Dans de nombreux pays, les droits à l’eau sont liés aux droits fonciers. Or les femmes possèdent moins de terres, ou en ont un contrôle limité. Cette dépendance réduit leur accès à l’eau pour l’agriculture, fragilise leurs moyens de subsistance et accentue les inégalités économiques.

Même dans les villes, l’accès à l’eau dépend souvent de la sécurité du logement et dans les quartiers informels, où les femmes sont particulièrement vulnérables, les services fiables font défaut.

Le rapport pointe également certaines approches dites « peu coûteuses » qui reposent en réalité sur du travail non rémunéré. Ce qui est présenté comme une solution économique masque en fait une externalisation des coûts supportée, une fois encore, par les femmes.

Quand le climat aggrave la charge

À ces inégalités structurelles s’ajoutent les effets du changement climatique. Sécheresses, inondations, perturbations hydrologiques : les pressions sur les ressources en eau s’intensifient, et avec elles, les inégalités.

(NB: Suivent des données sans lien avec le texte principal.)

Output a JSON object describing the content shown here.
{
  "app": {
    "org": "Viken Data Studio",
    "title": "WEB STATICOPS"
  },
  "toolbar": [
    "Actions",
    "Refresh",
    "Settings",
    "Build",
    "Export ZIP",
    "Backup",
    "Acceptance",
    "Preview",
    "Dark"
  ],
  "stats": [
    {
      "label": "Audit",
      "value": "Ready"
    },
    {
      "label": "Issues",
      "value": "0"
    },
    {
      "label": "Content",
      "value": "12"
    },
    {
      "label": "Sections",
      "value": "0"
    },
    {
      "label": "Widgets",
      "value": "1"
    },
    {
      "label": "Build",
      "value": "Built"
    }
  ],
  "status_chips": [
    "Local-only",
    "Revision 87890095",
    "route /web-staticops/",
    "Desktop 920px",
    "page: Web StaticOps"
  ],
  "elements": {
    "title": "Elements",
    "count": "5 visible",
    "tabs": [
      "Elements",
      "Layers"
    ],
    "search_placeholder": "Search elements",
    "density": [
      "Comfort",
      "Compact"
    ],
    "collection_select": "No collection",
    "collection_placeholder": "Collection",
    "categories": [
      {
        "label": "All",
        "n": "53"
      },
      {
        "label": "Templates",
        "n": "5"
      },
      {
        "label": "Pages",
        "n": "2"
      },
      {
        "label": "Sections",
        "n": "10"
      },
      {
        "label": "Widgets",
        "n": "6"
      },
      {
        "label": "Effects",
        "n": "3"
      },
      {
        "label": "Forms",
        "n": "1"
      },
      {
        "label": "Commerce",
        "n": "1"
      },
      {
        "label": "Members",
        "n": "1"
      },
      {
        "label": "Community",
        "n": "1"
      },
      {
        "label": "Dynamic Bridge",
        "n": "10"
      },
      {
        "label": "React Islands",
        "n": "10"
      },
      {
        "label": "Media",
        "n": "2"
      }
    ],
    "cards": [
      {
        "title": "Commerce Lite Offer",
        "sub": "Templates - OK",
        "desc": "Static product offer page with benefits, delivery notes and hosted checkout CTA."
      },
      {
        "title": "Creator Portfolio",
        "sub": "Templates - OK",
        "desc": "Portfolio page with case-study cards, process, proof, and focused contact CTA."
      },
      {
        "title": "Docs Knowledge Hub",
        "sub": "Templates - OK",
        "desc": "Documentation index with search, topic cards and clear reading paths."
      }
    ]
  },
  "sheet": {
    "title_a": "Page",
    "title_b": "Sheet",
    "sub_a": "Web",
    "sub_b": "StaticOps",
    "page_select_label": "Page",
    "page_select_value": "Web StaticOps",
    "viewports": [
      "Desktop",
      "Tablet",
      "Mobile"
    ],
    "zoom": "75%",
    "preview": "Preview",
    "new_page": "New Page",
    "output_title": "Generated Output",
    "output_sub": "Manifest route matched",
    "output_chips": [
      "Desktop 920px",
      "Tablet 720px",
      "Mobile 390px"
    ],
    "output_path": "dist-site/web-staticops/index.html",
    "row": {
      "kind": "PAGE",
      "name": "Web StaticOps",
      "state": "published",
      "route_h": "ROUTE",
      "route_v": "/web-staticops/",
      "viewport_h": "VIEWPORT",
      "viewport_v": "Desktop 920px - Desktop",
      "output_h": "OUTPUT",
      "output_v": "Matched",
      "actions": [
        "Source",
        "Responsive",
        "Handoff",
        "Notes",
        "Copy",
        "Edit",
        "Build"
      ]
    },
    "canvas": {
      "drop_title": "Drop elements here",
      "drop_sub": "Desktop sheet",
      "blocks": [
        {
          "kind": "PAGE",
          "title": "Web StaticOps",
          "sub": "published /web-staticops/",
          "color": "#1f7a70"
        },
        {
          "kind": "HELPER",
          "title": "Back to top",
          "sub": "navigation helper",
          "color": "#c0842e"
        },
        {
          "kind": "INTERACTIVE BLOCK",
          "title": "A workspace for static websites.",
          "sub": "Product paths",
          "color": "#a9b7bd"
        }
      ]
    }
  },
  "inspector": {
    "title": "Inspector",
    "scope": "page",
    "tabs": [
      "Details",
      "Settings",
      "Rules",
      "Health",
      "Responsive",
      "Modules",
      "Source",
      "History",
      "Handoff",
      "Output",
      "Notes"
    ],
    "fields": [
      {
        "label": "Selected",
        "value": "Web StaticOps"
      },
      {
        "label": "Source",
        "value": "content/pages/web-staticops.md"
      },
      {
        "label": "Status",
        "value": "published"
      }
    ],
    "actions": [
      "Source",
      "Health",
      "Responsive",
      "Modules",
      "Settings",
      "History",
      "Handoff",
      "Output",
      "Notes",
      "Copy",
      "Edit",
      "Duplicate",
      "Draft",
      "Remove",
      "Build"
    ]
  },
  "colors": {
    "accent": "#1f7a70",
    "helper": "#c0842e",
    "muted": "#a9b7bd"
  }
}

Le rapport est explicite : le genre est un facteur déterminant de vulnérabilité climatique. Lorsque les ressources se raréfient, ce sont les femmes qui marchent plus loin, portent plus longtemps, renoncent davantage. Une hausse des températures accroît leur charge de travail, réduit leurs revenus, fragilise leur sécurité.

Pour les Nations Unies, l’enjeu dépasse largement l’accès à une ressource. Il touche à la répartition du pouvoir.« Trop souvent, celles et ceux qui portent l’eau sont les derniers consultés sur la manière d’en améliorer l’accès », a dénoncé la présidente de l’Assemblée générale des Nations Unies, Annalena Baerbock.

Le rapport appelle à des mesures concrètes : rapprocher l’eau des foyers, investir dans des données sexuées pour rendre visibles les inégalités, lever les obstacles juridiques et financiers, et surtout renforcer la participation des femmes non pas de manière symbolique, mais effective. Car les bénéfices sont documentés : là où les femmes participent aux décisions, les services sont plus équitables, plus efficaces, plus durables.